I pictured my daughter growing up without me. I imagined the emotional toll it would take on my wife, who had been dealing with all the same issues I was. I thought about Lucas and how very few people understood him the way I did. I just wanted to be home again and alive to complete my journey. I felt I needed to because people needed me and I needed them. It was the first time in my entire life that I genuinely pictured a world going on without me. It’s a scary thought that few people ever get to do in a realistic way.

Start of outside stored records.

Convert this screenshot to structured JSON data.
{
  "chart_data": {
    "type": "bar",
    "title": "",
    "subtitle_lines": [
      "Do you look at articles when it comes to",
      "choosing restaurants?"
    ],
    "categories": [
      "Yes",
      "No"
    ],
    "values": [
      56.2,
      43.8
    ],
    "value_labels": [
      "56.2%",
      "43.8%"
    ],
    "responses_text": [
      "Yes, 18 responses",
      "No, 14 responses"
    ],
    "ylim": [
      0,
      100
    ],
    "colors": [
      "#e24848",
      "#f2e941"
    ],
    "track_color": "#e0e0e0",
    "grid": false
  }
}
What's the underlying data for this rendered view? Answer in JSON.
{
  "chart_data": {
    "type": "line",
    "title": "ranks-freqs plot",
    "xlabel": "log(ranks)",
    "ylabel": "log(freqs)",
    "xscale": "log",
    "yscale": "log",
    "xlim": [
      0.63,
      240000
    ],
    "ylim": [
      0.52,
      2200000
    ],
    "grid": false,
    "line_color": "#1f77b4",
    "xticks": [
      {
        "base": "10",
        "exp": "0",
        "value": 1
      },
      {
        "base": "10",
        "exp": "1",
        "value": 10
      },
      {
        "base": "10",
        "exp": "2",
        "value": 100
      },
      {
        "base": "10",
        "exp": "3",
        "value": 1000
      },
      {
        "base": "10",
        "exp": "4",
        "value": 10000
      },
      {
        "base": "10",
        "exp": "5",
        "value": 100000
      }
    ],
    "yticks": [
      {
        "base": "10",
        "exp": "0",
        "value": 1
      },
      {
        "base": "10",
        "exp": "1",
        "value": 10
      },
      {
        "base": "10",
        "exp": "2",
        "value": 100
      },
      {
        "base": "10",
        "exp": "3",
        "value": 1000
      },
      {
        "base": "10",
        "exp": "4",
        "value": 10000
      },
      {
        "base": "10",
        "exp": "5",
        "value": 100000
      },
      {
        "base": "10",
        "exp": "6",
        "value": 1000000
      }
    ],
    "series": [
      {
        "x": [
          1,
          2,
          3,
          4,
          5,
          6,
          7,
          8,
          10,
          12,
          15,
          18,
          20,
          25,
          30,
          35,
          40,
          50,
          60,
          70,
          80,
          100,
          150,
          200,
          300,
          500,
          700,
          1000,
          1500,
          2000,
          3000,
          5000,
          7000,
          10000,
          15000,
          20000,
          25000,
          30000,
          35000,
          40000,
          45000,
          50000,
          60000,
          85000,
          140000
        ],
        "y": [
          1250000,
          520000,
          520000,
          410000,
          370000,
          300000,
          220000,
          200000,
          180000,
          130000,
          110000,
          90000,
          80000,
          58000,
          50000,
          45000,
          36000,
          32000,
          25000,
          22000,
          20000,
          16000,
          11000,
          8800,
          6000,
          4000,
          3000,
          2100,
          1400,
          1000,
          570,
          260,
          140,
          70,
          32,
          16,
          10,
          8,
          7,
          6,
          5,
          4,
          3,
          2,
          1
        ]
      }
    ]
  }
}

Suddenly, it didn’t matter that Lucas was autistic. I stopped worrying about when he would do this or that. Timelines went out the window. Milestones were meaningless. He was on his own path and all I wanted was for us all to walk it along with him. All I wanted was him, no matter how much or how little he had to say about it. When I got home, stress had ended and I began enjoying the gifts that the universe had given me.

Four years later, he’s doing great in some areas and not so great in others. But none of that matters to me. What matters is that he’s Lucas and he loves us.

I know he does because since he was a baby, I have always said to him, “Who does daddy love?” Then I’d take his hand, pat his chest with it, and exclaim, “Me!” Today, if I ask him who daddy loves, he pats his own chest and gives me a look like, “Yeah. I know.” Sometimes he might even whisper out a “me” and I flip out. Usually it’s just him and me. I run around telling people the story like the guy with the singing frog in the Looney Toons cartoon. I wonder if he’s secretly laughing at me in his head.

We’ve all become advocates for Lucas. We don’t hide his issues from anyone. If a waitress says hello to him and he doesn’t respond, we don’t let her say, “Oh, he must be tired.” We tell her that he doesn’t speak. When he wants a toy that isn’t age appropriate, we let him have it. By encouraging every aspect of his personality, it’s helped him to excel in other areas. He surprises us every single day.

While I might never be able to teach him to speak, I can teach him to be a good person to himself and others. That’s the primary goal of every parent and, in that respect, we’re succeeding. I am in awe of his work ethic too. The things he needs to learn may seem basic to some, but he puts so much time and effort into advancing that I can’t help but be amazed. I’ve been so proud of who he is and what he has worked to do. While he might not talk or do things that many five year olds do, he has the qualities that you want in a strong person. I see that and I’m overjoyed by it. It would have been impossible for me to picture that as a possibility had I still been feeling sorry for myself.

I said at the start that I never thought I’d write about this and, to be honest, I’m still not fully sure why I am. I’ve always kept my personal life pretty private but felt this was important to share. I know that over the last 14 years, I’ve been lucky to have so many of you stop by to read my various ramblings about men in trunks tossing themselves off ladders. So hopefully, this is an opportunity to educate some people who might otherwise not be exposed to a situation like ours.

If there’s one thing I hope people can take away from this is that autism, no matter the severity, is not a death sentence for anyone – the people diagnosed or the families that love them. It’s a chance to experience the purest love on Earth. No one loves me like Lucas. He’s the realest person I know.

Thank you for allowing me to share this with you. I hope you all have a very happy holiday and remember to love those in your life. We’re all lucky to be on this planet. It’s easy to forget that. Don’t let it take a near death experience to remind you.